|Canada, Toronto, Media, Michele Landsberg on the squat|
On the first blessedly cool evening of the fall, as the welcome rain came sluicing down, I drew the curtains and thought of the Pope Squat, where the rain would be bouncing off the newly repaired roof and watering the Swiss chard, tomatoes, lettuce and marigolds now thriving in the front yard.
Toronto loves to puff itself as "world-class", but nothing could be more inept, blinkered and junior than the way our city and provincial governments have handled the issue of homeless protesters. Just look at the clumsiness of the Tent City evictions.
As for the squatters who occupied an empty building during the Pope's visit in July, the provincial government has been numb and dumb, in the deep silence of total uncaring. Some of our city counsellors, on the other hand, have been splutteringly apoplectic at the thought of anarchists occupying a decrepit, unoccupied, abandoned rooming house.
Chris Korwin-Kuczynski once again frothed on about the Ontario Coalition Against Poverty ---the crowd that organized the protest march and occupation of 1510 King St. West. But at least he tried to get the building used for social housing. Michael Walker and Brian Ashton oppposed.
The provincial government is even more culpable. Apparently, it owns the derelict building. By default, because the house no longer has a registered owner, the property reverts to the Crown. The owners absconded in 1994, taxes and hydro bills unpaid, and left the empty building to fester with leaking roof, rotting floorboards and walls full of black mould. The homeless squatters have peacefully occupied the premises since July, unbothered by local police. They ripped up rotten floors, tore out stinking carpets, emptied the mounds of garbage, planted a garden, fixed the roof and began the interior renovations.
"We have about 15 people living here," explained Lisa Kocsis, 20, as she showed me "the model suite" --- a bedroom and alcove, newly dry-walled.
The squat is a perfect example of functioning anarchy. Whoever wants to work, shows up and works. Whoever lives there and does some work, has first dibs on a finished room. Local fast food restaurants have been stoic about allowing unfettered use of their washrooms, and neighbours turn up with donations of water, food and equipment. It's messy, and the house is still half-wrecked, and you wouldn't want to live there if daily hygiene is an important part of your lifestyle, but 15 people have a roof over their heads and a home address.
Which is more than the city ever offered them, with its 60,000 people on the housing waiting list. Alas, despite Councillor Olivia Chow's constant urgings, the city never re-invested in social housing the $15 million plus it has saved in the last two years due to lower interest rates on its mortgages.
In recent weeks, Chow and city officials worked with OCAP members to prepare a brief to the province, making it clear that the province now owns the building. Their brief now sits on the desk of Attorney-General Dave Young, who has not bothered to respond.
Social conservatives of the Evesian peruasion should take a leaf from New York, where Mayor Bloomberg, a Republican business mogul after their own hearts, has just arranged to sell 11 abandoned Lower East Side buildings for $1 each to the squatters who have turned them into habitable homes.

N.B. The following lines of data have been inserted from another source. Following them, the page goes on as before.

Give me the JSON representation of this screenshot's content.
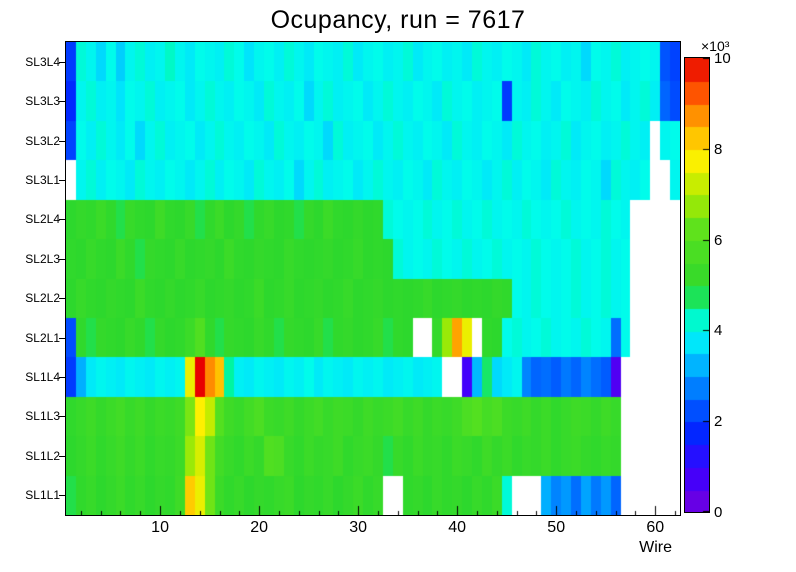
{
  "chart_data": {
    "type": "heatmap",
    "title": "Ocupancy, run = 7617",
    "xlabel": "Wire",
    "n_wires": 62,
    "x_range": [
      0.5,
      62.5
    ],
    "x_ticks": [
      10,
      20,
      30,
      40,
      50,
      60
    ],
    "z_range": [
      0,
      10
    ],
    "z_ticks": [
      0,
      2,
      4,
      6,
      8,
      10
    ],
    "z_exponent": "×10³",
    "values_unit": "×10³ counts",
    "no_data_color": "#ffffff",
    "frame_color": "#000000",
    "palette_stops": [
      [
        0.0,
        120,
        0,
        219
      ],
      [
        0.9,
        60,
        0,
        255
      ],
      [
        1.8,
        0,
        40,
        255
      ],
      [
        2.6,
        0,
        110,
        255
      ],
      [
        3.2,
        0,
        175,
        255
      ],
      [
        3.7,
        0,
        228,
        252
      ],
      [
        4.1,
        0,
        252,
        235
      ],
      [
        4.5,
        0,
        245,
        160
      ],
      [
        4.9,
        45,
        216,
        45
      ],
      [
        6.2,
        90,
        225,
        30
      ],
      [
        7.0,
        175,
        235,
        0
      ],
      [
        7.8,
        255,
        240,
        0
      ],
      [
        8.5,
        255,
        175,
        0
      ],
      [
        9.2,
        255,
        90,
        0
      ],
      [
        10.0,
        232,
        0,
        0
      ]
    ],
    "rows": [
      {
        "label": "SL3L4",
        "values": [
          2.0,
          4.2,
          4.0,
          3.6,
          4.1,
          3.5,
          4.0,
          4.2,
          3.9,
          4.0,
          4.3,
          4.0,
          3.8,
          4.1,
          4.0,
          3.9,
          4.2,
          4.1,
          3.7,
          4.0,
          4.1,
          3.9,
          4.2,
          4.0,
          3.8,
          4.1,
          4.0,
          3.9,
          4.2,
          3.8,
          4.0,
          4.1,
          3.9,
          4.0,
          4.2,
          3.8,
          4.0,
          4.1,
          3.9,
          4.0,
          3.8,
          4.2,
          4.0,
          3.9,
          4.1,
          4.0,
          3.8,
          4.2,
          4.0,
          4.1,
          3.9,
          4.0,
          3.6,
          4.1,
          4.0,
          4.2,
          3.9,
          4.0,
          4.1,
          4.0,
          2.3,
          2.1
        ]
      },
      {
        "label": "SL3L3",
        "values": [
          1.8,
          4.0,
          4.2,
          3.9,
          4.0,
          3.7,
          4.1,
          4.0,
          4.2,
          3.9,
          4.0,
          4.1,
          3.8,
          4.0,
          4.2,
          4.0,
          3.9,
          4.1,
          4.0,
          3.8,
          4.2,
          4.0,
          3.9,
          4.1,
          3.6,
          4.0,
          4.2,
          3.9,
          4.0,
          4.1,
          3.8,
          4.0,
          4.2,
          4.0,
          3.9,
          4.1,
          4.0,
          3.8,
          4.2,
          4.0,
          4.1,
          3.9,
          4.0,
          4.1,
          2.0,
          4.0,
          3.9,
          4.2,
          4.0,
          3.8,
          4.1,
          4.0,
          3.9,
          4.2,
          4.0,
          4.1,
          3.8,
          4.0,
          4.2,
          3.9,
          2.5,
          2.2
        ]
      },
      {
        "label": "SL3L2",
        "values": [
          2.1,
          4.1,
          3.9,
          4.2,
          4.0,
          3.8,
          4.1,
          3.6,
          4.0,
          4.2,
          3.9,
          4.0,
          4.1,
          3.8,
          4.0,
          4.2,
          4.0,
          3.9,
          4.1,
          4.0,
          3.8,
          4.2,
          4.0,
          3.9,
          4.1,
          4.0,
          3.6,
          4.2,
          3.9,
          4.0,
          4.1,
          3.8,
          4.0,
          4.2,
          4.0,
          3.9,
          4.1,
          4.0,
          3.8,
          4.2,
          4.0,
          3.9,
          4.1,
          4.0,
          3.8,
          4.2,
          4.0,
          4.1,
          3.9,
          4.0,
          4.2,
          3.8,
          4.0,
          4.1,
          3.9,
          4.0,
          4.2,
          4.0,
          3.9,
          null,
          4.0,
          4.1
        ]
      },
      {
        "label": "SL3L1",
        "values": [
          null,
          4.0,
          4.2,
          3.9,
          4.1,
          4.0,
          3.8,
          4.2,
          4.0,
          3.9,
          4.1,
          4.0,
          3.8,
          4.0,
          4.2,
          3.9,
          4.1,
          4.0,
          3.8,
          4.2,
          4.0,
          3.9,
          4.1,
          3.6,
          4.0,
          4.2,
          3.9,
          4.0,
          4.1,
          3.8,
          4.0,
          4.2,
          4.0,
          3.9,
          4.1,
          4.0,
          3.8,
          4.2,
          4.0,
          3.9,
          4.1,
          4.0,
          3.8,
          4.0,
          4.2,
          3.9,
          4.1,
          4.0,
          3.8,
          4.2,
          4.0,
          3.9,
          4.1,
          4.0,
          3.6,
          4.2,
          4.0,
          3.9,
          4.1,
          null,
          null,
          4.0
        ]
      },
      {
        "label": "SL2L4",
        "values": [
          4.9,
          5.1,
          5.0,
          5.3,
          5.0,
          4.8,
          5.2,
          5.0,
          4.9,
          5.4,
          5.0,
          4.9,
          5.2,
          4.8,
          5.0,
          5.3,
          4.9,
          5.1,
          4.8,
          5.0,
          5.2,
          4.9,
          5.0,
          4.8,
          5.1,
          4.9,
          5.3,
          5.0,
          4.9,
          5.1,
          4.9,
          5.0,
          4.2,
          4.1,
          4.0,
          4.1,
          4.2,
          4.0,
          4.1,
          4.2,
          4.0,
          4.1,
          4.2,
          4.0,
          4.1,
          4.0,
          4.2,
          4.1,
          4.0,
          4.1,
          4.2,
          4.0,
          4.1,
          4.0,
          4.2,
          4.1,
          4.0,
          null,
          null,
          null,
          null,
          null
        ]
      },
      {
        "label": "SL2L3",
        "values": [
          5.0,
          4.9,
          5.2,
          5.0,
          4.9,
          5.3,
          5.0,
          4.8,
          5.1,
          5.0,
          4.9,
          5.2,
          4.9,
          5.0,
          5.1,
          4.9,
          5.3,
          5.0,
          4.9,
          5.1,
          5.0,
          4.9,
          5.2,
          5.0,
          4.9,
          5.0,
          5.1,
          4.9,
          5.0,
          5.2,
          4.9,
          5.0,
          4.9,
          4.2,
          4.0,
          4.1,
          4.0,
          4.2,
          4.1,
          4.0,
          4.2,
          4.0,
          4.1,
          4.2,
          4.0,
          4.1,
          4.0,
          4.2,
          4.1,
          4.0,
          4.1,
          4.2,
          4.0,
          4.1,
          4.2,
          4.0,
          4.1,
          null,
          null,
          null,
          null,
          null
        ]
      },
      {
        "label": "SL2L2",
        "values": [
          4.9,
          5.2,
          5.0,
          4.9,
          5.1,
          5.0,
          4.9,
          5.3,
          5.0,
          4.9,
          5.1,
          4.9,
          5.0,
          5.2,
          4.9,
          5.0,
          5.1,
          4.9,
          5.0,
          5.3,
          4.9,
          5.0,
          5.2,
          4.9,
          5.0,
          5.1,
          4.9,
          5.0,
          5.2,
          4.9,
          5.0,
          5.1,
          4.9,
          5.0,
          4.9,
          5.0,
          5.2,
          4.9,
          5.0,
          5.1,
          4.9,
          5.0,
          4.9,
          5.1,
          5.0,
          4.1,
          4.0,
          4.2,
          4.1,
          4.0,
          4.1,
          4.2,
          4.0,
          4.1,
          4.2,
          4.0,
          4.1,
          null,
          null,
          null,
          null,
          null
        ]
      },
      {
        "label": "SL2L1",
        "values": [
          2.2,
          5.0,
          4.8,
          5.1,
          5.0,
          4.9,
          5.2,
          5.0,
          4.8,
          5.1,
          4.9,
          5.0,
          5.3,
          5.9,
          5.0,
          4.8,
          5.1,
          5.0,
          4.9,
          5.2,
          5.0,
          4.8,
          5.1,
          5.0,
          4.9,
          5.2,
          4.8,
          5.0,
          5.1,
          4.9,
          5.0,
          5.2,
          4.8,
          5.0,
          4.9,
          null,
          null,
          5.1,
          6.8,
          8.6,
          7.6,
          null,
          5.0,
          4.9,
          4.1,
          4.2,
          4.0,
          4.1,
          4.2,
          4.0,
          4.1,
          4.0,
          4.2,
          4.1,
          4.0,
          2.6,
          4.1,
          null,
          null,
          null,
          null,
          null
        ]
      },
      {
        "label": "SL1L4",
        "values": [
          2.0,
          3.2,
          3.8,
          4.0,
          3.9,
          3.8,
          4.0,
          3.9,
          3.8,
          4.0,
          3.9,
          4.0,
          7.6,
          10.0,
          8.8,
          8.3,
          4.5,
          3.9,
          3.8,
          4.0,
          3.9,
          3.8,
          4.0,
          3.9,
          4.1,
          3.8,
          4.0,
          3.9,
          3.8,
          4.0,
          3.9,
          4.0,
          3.8,
          3.9,
          4.0,
          3.8,
          3.9,
          4.0,
          null,
          null,
          0.8,
          3.3,
          4.7,
          3.6,
          3.8,
          4.0,
          2.8,
          2.5,
          2.6,
          2.4,
          2.7,
          2.5,
          2.8,
          2.6,
          2.4,
          0.6,
          null,
          null,
          null,
          null,
          null,
          null
        ]
      },
      {
        "label": "SL1L3",
        "values": [
          5.0,
          5.2,
          5.4,
          5.1,
          5.3,
          5.5,
          5.2,
          5.4,
          5.1,
          5.3,
          5.2,
          5.4,
          6.5,
          7.8,
          7.2,
          6.0,
          5.4,
          5.2,
          5.5,
          5.8,
          5.3,
          5.2,
          5.4,
          5.1,
          5.3,
          5.5,
          5.2,
          5.4,
          5.3,
          5.1,
          5.4,
          5.2,
          5.3,
          5.5,
          5.2,
          5.4,
          5.1,
          5.3,
          5.2,
          5.4,
          5.8,
          6.0,
          5.6,
          5.8,
          5.3,
          5.2,
          5.4,
          5.1,
          5.3,
          5.0,
          5.2,
          5.4,
          5.3,
          5.1,
          5.4,
          5.2,
          null,
          null,
          null,
          null,
          null,
          null
        ]
      },
      {
        "label": "SL1L2",
        "values": [
          4.9,
          5.1,
          5.3,
          5.0,
          5.2,
          5.4,
          5.1,
          5.3,
          5.0,
          5.2,
          5.1,
          5.3,
          6.8,
          7.4,
          6.4,
          5.5,
          5.2,
          5.0,
          5.3,
          5.1,
          5.9,
          5.8,
          5.2,
          5.0,
          5.3,
          5.1,
          5.2,
          5.4,
          5.0,
          5.2,
          5.3,
          5.1,
          4.8,
          5.2,
          5.0,
          5.3,
          5.1,
          5.2,
          5.0,
          5.3,
          5.2,
          5.0,
          5.4,
          5.1,
          5.3,
          5.0,
          5.2,
          5.1,
          5.3,
          5.0,
          5.2,
          5.3,
          5.1,
          5.0,
          5.2,
          5.1,
          null,
          null,
          null,
          null,
          null,
          null
        ]
      },
      {
        "label": "SL1L1",
        "values": [
          4.8,
          5.0,
          5.2,
          4.9,
          5.1,
          5.3,
          5.0,
          5.2,
          4.9,
          5.1,
          5.0,
          5.4,
          8.2,
          7.6,
          6.4,
          5.3,
          5.0,
          5.2,
          4.9,
          5.1,
          5.0,
          5.2,
          5.3,
          4.9,
          5.1,
          5.0,
          5.2,
          4.9,
          5.1,
          5.3,
          5.0,
          5.2,
          null,
          null,
          5.0,
          5.1,
          4.9,
          5.2,
          5.0,
          5.1,
          4.9,
          5.2,
          5.0,
          5.3,
          4.2,
          null,
          null,
          null,
          3.2,
          2.8,
          3.0,
          2.6,
          3.1,
          2.7,
          3.0,
          2.5,
          null,
          null,
          null,
          null,
          null,
          null
        ]
      }
    ]
  }
}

The unions and social justice groups who are supporting the squatters might also pounce on the shining example of New York's Urban Homesteading Assistance Board. It's a smart non-profit that, for 30 years, has helped vulnerable slum tenants and squatters get co-op ownership of their buildings. It secures loans for them, trains them in construction skills, provides low-cost legal help and insurance, and even teaches residents how to get rid of drug dealers.
Academics who have studied the results have good news: marginal people who find stable housing at low rents (average $500 monthly) in these buildings gradually get their feet on the ground. The slow, hard collective work of reclamation also rebuilds self-confidence. Many of the tenants, even the rebellious punks who built a skateboard park in the cellar, are now earning steady wages and raising families.
Tenant control, in other words, works far better than shelters. Stands to reason, in this capitalist culture, that independence, autonomy and sweat equity (otherwise known as pulling onself up by the bootstraps) give a person an ego boost.
OCAP has done some of the city's and province's homework for them by tracking down dozens of abandoned buildings. Now if only our elected officials would snap out of their apathy, we might actually start housing the homeless before winter sets in. What a world-class thought.